Thursday, February 12, 2009

Fresh Bluefish at $2.29 per pound

It's astounding how few varieties of fish most supermarkets carry. I often wonder whether it's really the consumer demands that generated our "over-fishing" problems, or whether it is the lack of demand-generation effort on the part of the retailers to encourage consumers to eat types of fish that are plentiful from our oceans.

On a good day, if you go to a general supermarket in the Boston area (e.g., Stop & Shop, Hannaford, Wholefoods, Shaws, Foodmaster, Roche Brothers), you may find one kind of fish for $5.99 a pound (even cat fish costs this much these days), but most will priced around $8.99 a pound. The varieties are usually limited to salmon, tuna, swordfish, cod, haddock, catfish, tilapia, trout, and your usual New England shellfish. Recently, I've been seeing more swai and pollack as well. But generally these are it. And they're expensive. For convenience sake, sometimes, I'd end up buying fish there, but I usually wait until I have to shop at Kam Man, the large Chinese Supermarket near my home in Quincy. I'm lucky that I live in a very racially diverse enough town where there is such a supermarket.

There are many, many more varieties of fish there at Kam Man that you don't see at other supermarkets. These are usually the plentiful fish and are the bargain items. The salmon is generally not much below prices at other supermarkets.

Most of this fish are very fresh–some (such as tilapia) are even live in tanks. You have to choose a fish, pick it up with a pair of tongs (as pictured above) and put it into a basket and then ask the clerk to clean and cut it for you.
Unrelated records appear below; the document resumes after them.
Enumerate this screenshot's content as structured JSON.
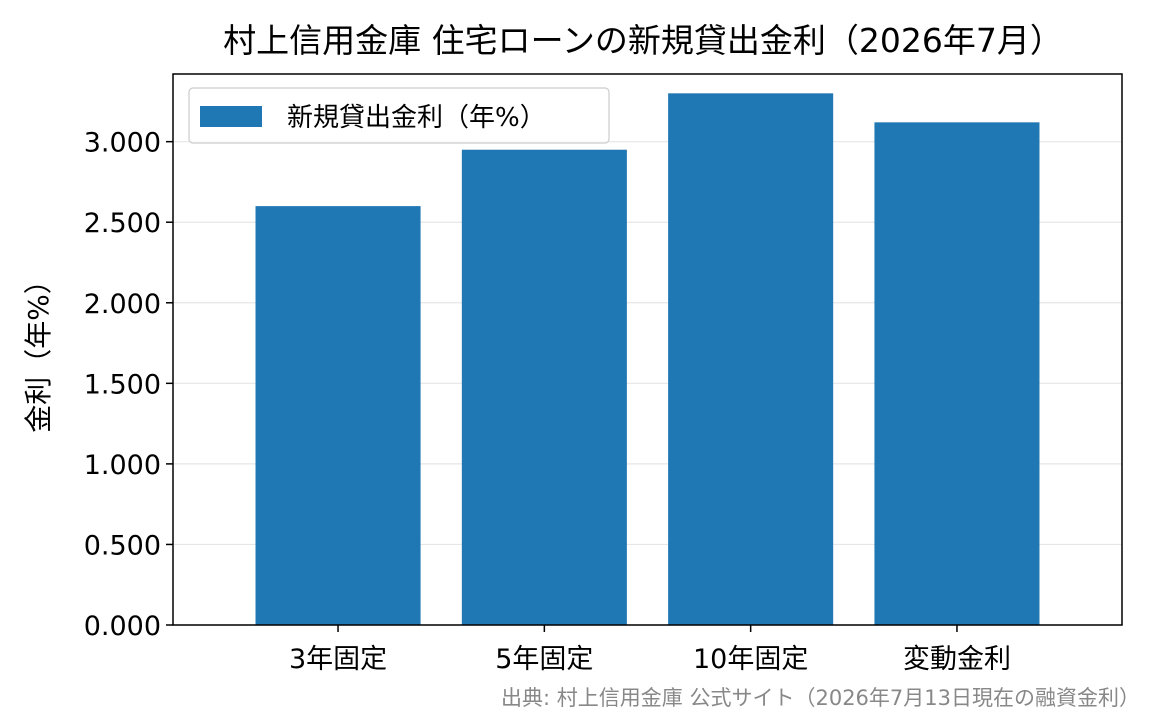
{
  "chart_data": {
    "type": "bar",
    "title": "村上信用金庫 住宅ローンの新規貸出金利（2026年7月）",
    "xlabel": "",
    "ylabel": "金利（年%）",
    "categories": [
      "3年固定",
      "5年固定",
      "10年固定",
      "変動金利"
    ],
    "series": [
      {
        "name": "新規貸出金利（年%）",
        "values": [
          2.6,
          2.95,
          3.3,
          3.12
        ],
        "color": "#1f77b4"
      }
    ],
    "ylim": [
      0,
      3.42
    ],
    "yticks": [
      0,
      0.5,
      1.0,
      1.5,
      2.0,
      2.5,
      3.0
    ],
    "ytick_labels": [
      "0.000",
      "0.500",
      "1.000",
      "1.500",
      "2.000",
      "2.500",
      "3.000"
    ],
    "grid": "horizontal",
    "legend_position": "top-left"
  },
  "source_note": "出典: 村上信用金庫 公式サイト（2026年7月13日現在の融資金利）"
}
For bigger fish such as salmon and grouper and carp, you can get it by the pound, but for smaller fish, you have to pick a whole fish, which they weigh entirely and then cut and clean. Yesterday, I ended buying a 3.25 pound bluefish for $7.42 (@ $2.29 a lb). I had the clerk filet it, keeping the bones in the bag. Each filet will be served as entrĂ©es for two (a total of 4 servings), and the bones, head, and tail I plan to keep for fish stock.

My message here is: open your mind to ethnic supermarkets. You're likely to find good quality produce. More on how I prepared the bluefish later.
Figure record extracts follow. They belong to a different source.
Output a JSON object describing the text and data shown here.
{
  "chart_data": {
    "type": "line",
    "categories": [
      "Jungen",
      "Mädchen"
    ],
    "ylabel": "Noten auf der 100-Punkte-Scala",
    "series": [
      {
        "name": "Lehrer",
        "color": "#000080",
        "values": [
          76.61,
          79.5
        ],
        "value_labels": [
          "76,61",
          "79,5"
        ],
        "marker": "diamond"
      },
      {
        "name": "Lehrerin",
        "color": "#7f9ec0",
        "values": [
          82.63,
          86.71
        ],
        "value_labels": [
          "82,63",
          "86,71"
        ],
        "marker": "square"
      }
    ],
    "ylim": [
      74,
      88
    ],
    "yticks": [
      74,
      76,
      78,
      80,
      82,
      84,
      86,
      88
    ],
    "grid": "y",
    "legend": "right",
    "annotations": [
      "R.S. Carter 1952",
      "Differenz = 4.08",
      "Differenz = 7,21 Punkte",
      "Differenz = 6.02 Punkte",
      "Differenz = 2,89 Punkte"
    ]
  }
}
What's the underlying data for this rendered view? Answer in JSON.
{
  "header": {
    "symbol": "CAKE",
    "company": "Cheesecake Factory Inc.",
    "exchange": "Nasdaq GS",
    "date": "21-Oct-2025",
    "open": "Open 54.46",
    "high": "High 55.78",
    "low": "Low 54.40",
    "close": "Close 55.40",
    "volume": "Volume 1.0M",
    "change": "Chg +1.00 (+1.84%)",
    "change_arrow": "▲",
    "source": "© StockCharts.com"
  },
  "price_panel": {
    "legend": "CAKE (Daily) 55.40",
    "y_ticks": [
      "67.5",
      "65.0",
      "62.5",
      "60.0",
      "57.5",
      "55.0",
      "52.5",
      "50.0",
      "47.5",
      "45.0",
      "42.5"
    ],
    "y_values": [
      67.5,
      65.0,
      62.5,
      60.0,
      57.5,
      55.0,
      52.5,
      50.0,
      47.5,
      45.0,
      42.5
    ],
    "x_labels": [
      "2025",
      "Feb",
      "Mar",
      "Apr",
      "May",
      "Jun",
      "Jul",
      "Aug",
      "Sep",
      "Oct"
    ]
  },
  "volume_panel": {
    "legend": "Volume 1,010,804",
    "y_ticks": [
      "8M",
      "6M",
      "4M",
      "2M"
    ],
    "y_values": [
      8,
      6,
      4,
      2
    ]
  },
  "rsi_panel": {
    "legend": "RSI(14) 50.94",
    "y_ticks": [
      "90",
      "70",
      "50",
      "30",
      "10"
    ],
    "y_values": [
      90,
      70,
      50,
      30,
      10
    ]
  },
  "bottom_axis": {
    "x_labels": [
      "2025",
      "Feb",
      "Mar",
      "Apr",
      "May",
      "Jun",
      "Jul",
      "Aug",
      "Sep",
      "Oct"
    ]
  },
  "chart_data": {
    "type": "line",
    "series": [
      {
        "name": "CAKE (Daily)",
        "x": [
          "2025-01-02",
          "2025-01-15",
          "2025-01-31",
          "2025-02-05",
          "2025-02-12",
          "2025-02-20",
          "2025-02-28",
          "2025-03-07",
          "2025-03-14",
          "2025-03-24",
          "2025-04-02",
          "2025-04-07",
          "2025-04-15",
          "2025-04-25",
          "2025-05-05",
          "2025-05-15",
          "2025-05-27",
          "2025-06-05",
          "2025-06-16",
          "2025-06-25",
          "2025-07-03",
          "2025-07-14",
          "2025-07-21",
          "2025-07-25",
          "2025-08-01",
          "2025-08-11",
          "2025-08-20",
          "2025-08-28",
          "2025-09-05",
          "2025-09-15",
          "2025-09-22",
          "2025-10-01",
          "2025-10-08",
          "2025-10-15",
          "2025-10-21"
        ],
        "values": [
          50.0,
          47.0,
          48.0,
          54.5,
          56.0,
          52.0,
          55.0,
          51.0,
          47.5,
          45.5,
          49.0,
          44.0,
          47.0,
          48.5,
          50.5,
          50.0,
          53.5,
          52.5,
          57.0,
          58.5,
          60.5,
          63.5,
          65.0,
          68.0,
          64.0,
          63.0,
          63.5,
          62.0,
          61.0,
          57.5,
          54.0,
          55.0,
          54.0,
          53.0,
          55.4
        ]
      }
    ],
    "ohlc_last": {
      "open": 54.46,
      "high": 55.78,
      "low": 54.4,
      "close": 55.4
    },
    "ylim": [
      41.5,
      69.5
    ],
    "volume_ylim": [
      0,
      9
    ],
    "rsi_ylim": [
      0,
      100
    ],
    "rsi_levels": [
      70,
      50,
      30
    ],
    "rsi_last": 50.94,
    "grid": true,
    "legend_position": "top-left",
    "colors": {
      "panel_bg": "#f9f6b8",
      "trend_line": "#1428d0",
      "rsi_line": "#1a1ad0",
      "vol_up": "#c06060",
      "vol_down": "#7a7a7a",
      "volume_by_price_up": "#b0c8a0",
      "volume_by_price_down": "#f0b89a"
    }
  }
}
  1. How do you cook blue fish?

    I didn't know that blue fish existed, except in the word of Dr. Seuss (One Fish, Two Fish, Red Fish, Blue Fish).
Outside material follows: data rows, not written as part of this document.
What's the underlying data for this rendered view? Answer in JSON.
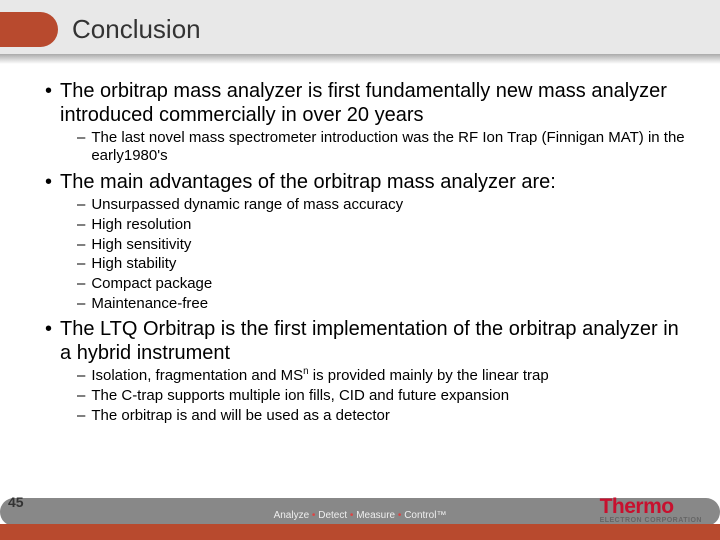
{
  "title": "Conclusion",
  "bullets": {
    "b1_1": "The orbitrap mass analyzer is first fundamentally new mass analyzer introduced commercially in over 20 years",
    "b2_1": "The last novel mass spectrometer introduction was the RF Ion Trap (Finnigan MAT) in the early1980's",
    "b1_2": "The main advantages of the orbitrap mass analyzer are:",
    "b2_2": "Unsurpassed dynamic range of mass accuracy",
    "b2_3": "High resolution",
    "b2_4": "High sensitivity",
    "b2_5": "High stability",
    "b2_6": "Compact package",
    "b2_7": "Maintenance-free",
    "b1_3": "The LTQ Orbitrap is the first implementation of the orbitrap analyzer in a hybrid instrument",
    "b2_8a": "Isolation, fragmentation and MS",
    "b2_8b": " is provided mainly by the linear trap",
    "b2_8sup": "n",
    "b2_9": "The C-trap supports multiple ion fills, CID and future expansion",
    "b2_10": "The orbitrap is and will be used as a detector"
  },
  "page": "45",
  "tagline": {
    "t1": "Analyze ",
    "t2": "Detect ",
    "t3": "Measure ",
    "t4": "Control",
    "tm": "™"
  },
  "logo": {
    "name": "Thermo",
    "sub": "ELECTRON CORPORATION"
  },
  "colors": {
    "accent": "#b84a2e",
    "grey": "#888",
    "topband": "#e8e8e8",
    "logo_red": "#c8102e"
  }
}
  2. Apparently, bluefish is one word (and I just corrected my spelling above). Here's a wikipedia entry on the fish It tastes a little like mackerel but slightly less fishy, but you can definitely tell that it's an ocean fish and not fresh water fish. There's actually a red fish that's native to Louisiana too, and I had it when I visited New Orleans, where there is actually a restaurant named after it.